Ever since Asus started the netbook revolution in 2007, there have been incessant calls for Apple to launch its own super-duper, chic miniature laptop for Mac aficionados out there.
It seems that, in many way, these calls have been answered by Apple through the release of the iPad yesterday.
During the event in San Francisco, Apple's CEO, Steve Jobs, placed the iPad between a smartphone and a notebook, a category which for the past 30 months have been occupied by the Netbook.
The iPad itself is just a netbook (or rather a Smartbook) without a physical keyboard. It uses an ARM-based subsystem, comes with a minimum of 16GB Flash memory (we don't know yet the amount of RAM), a mobile phone OS rather than a desktop one and a smaller-than-ten inch screen. Even the price ($499 for 16GB with WiFi) has netbook written all over it.
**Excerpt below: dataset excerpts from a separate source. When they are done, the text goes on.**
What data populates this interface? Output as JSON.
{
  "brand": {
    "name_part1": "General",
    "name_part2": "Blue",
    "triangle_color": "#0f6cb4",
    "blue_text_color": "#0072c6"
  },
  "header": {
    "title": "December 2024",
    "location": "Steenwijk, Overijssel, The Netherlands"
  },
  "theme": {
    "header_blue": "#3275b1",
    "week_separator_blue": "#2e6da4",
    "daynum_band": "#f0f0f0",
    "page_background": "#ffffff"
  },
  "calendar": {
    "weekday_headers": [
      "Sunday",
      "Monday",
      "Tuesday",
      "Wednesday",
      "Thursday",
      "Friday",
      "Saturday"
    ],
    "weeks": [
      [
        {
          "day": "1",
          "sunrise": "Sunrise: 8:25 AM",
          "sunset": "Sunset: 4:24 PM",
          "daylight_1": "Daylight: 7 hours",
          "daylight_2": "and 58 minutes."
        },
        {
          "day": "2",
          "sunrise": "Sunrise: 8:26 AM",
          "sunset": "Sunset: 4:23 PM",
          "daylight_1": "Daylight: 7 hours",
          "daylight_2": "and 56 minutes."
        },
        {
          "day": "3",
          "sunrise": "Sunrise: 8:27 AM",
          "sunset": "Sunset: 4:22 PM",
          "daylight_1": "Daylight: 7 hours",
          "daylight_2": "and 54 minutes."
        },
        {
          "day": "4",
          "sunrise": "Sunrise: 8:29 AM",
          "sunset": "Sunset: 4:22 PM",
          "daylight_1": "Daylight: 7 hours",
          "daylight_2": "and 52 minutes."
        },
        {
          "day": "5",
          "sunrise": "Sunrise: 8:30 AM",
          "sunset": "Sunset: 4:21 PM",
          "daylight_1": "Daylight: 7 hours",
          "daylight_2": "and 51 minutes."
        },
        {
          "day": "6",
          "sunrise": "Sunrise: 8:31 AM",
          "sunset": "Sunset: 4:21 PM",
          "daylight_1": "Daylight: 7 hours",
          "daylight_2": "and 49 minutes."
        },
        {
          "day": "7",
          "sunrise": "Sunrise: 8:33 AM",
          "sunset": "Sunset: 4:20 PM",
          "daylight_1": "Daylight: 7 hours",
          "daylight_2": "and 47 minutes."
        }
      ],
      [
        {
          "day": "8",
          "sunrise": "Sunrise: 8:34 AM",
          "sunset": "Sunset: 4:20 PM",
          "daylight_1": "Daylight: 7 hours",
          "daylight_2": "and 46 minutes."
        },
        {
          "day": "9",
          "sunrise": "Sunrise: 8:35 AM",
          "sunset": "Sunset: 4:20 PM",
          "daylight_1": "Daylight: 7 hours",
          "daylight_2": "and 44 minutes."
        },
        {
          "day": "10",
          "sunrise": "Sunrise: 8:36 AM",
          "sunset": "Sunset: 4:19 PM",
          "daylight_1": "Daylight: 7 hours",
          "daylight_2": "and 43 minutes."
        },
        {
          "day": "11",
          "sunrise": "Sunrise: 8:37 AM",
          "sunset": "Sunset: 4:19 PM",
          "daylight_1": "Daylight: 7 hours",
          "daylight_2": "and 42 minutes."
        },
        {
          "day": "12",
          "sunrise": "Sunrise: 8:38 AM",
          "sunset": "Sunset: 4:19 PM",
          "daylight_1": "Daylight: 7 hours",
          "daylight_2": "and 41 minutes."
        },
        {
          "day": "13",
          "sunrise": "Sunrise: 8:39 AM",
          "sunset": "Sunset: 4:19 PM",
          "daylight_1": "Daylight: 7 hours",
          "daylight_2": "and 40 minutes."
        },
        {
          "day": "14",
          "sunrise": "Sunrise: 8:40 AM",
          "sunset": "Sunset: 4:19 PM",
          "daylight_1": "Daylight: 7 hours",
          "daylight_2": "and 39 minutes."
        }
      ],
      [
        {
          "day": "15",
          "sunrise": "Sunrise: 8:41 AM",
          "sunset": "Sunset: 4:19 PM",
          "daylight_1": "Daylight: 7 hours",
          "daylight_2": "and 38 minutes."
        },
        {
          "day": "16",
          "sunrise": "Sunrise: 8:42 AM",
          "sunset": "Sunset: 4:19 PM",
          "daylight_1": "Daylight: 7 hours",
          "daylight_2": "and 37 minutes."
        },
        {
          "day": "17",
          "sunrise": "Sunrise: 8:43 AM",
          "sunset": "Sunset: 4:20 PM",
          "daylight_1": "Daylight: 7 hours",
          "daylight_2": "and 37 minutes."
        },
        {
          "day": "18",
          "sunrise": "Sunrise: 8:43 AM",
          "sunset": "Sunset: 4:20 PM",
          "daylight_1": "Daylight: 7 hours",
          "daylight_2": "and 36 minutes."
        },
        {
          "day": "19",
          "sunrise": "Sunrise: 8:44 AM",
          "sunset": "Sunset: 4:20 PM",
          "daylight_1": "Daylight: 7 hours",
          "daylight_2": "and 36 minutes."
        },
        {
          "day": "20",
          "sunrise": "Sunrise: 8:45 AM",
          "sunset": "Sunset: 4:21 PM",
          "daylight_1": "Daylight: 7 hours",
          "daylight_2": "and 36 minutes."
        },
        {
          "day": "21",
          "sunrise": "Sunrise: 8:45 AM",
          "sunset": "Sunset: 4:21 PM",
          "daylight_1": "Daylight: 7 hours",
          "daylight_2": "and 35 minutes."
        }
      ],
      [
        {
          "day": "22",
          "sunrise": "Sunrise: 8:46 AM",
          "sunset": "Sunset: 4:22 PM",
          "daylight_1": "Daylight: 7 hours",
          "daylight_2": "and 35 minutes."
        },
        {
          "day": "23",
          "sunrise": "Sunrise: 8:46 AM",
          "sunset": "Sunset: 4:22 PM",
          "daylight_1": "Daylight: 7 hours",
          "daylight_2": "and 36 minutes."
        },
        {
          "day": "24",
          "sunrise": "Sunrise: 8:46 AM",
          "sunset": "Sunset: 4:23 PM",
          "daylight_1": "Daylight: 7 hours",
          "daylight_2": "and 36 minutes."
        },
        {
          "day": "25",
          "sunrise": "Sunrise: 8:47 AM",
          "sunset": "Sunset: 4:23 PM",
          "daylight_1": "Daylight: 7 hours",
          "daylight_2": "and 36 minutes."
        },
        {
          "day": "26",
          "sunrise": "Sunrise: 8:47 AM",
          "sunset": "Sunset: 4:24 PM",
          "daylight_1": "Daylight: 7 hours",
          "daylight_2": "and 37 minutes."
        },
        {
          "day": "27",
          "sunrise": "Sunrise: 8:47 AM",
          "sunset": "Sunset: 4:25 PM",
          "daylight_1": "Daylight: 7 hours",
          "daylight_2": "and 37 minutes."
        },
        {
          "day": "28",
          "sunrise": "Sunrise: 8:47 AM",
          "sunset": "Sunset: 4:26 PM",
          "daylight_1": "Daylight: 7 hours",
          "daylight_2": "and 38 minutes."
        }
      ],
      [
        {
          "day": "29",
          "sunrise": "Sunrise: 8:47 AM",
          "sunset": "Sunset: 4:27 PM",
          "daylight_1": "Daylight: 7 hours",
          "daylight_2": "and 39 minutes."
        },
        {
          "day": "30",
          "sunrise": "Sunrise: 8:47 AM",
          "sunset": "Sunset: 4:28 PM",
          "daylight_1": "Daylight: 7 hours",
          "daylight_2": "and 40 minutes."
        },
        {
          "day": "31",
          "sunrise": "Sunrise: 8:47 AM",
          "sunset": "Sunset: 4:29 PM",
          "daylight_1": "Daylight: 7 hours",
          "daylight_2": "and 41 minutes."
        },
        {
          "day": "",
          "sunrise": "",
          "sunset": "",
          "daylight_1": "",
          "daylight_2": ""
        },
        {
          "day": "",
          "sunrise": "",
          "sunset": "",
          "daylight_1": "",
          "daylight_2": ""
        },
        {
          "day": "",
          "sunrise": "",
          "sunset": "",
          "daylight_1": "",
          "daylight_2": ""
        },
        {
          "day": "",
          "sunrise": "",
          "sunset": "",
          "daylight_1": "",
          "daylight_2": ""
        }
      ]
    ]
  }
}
Strictly speaking, Apple has not created a new category but evolved an existing one, the iPod Touch, which it described as the funnest iPod. The iPad however is also destined for "work" with the addition of iWork for iPad.
But Apple's iPad won't have a significant impact on the netbook market for a number of reason. Firstly, it doesn't have a keyboard yet; we expect a number of accessories manufacturer to come up with various peripherals to solve this issue and turn the iTablet into an iNetbook.
Then there's the price problem; as sexy as it may look, the 16GB iPad's only advantage over a more polyvalent netbook is its gorgeous screen.
If you want to be more productive, the iPad is definitely not the way forward. Finally, there's the OS, most netbooks and smartbooks will come with more functional and less restrictive platform like Android OS or Windows 7.
Many will say that paying $499 for something that's akin to a keyboard-less netbook is not the best way forward. But then, this is Apple and the tablet does provide us with an exciting insight of what the future of computing might be with an AOL like closed ecosystem.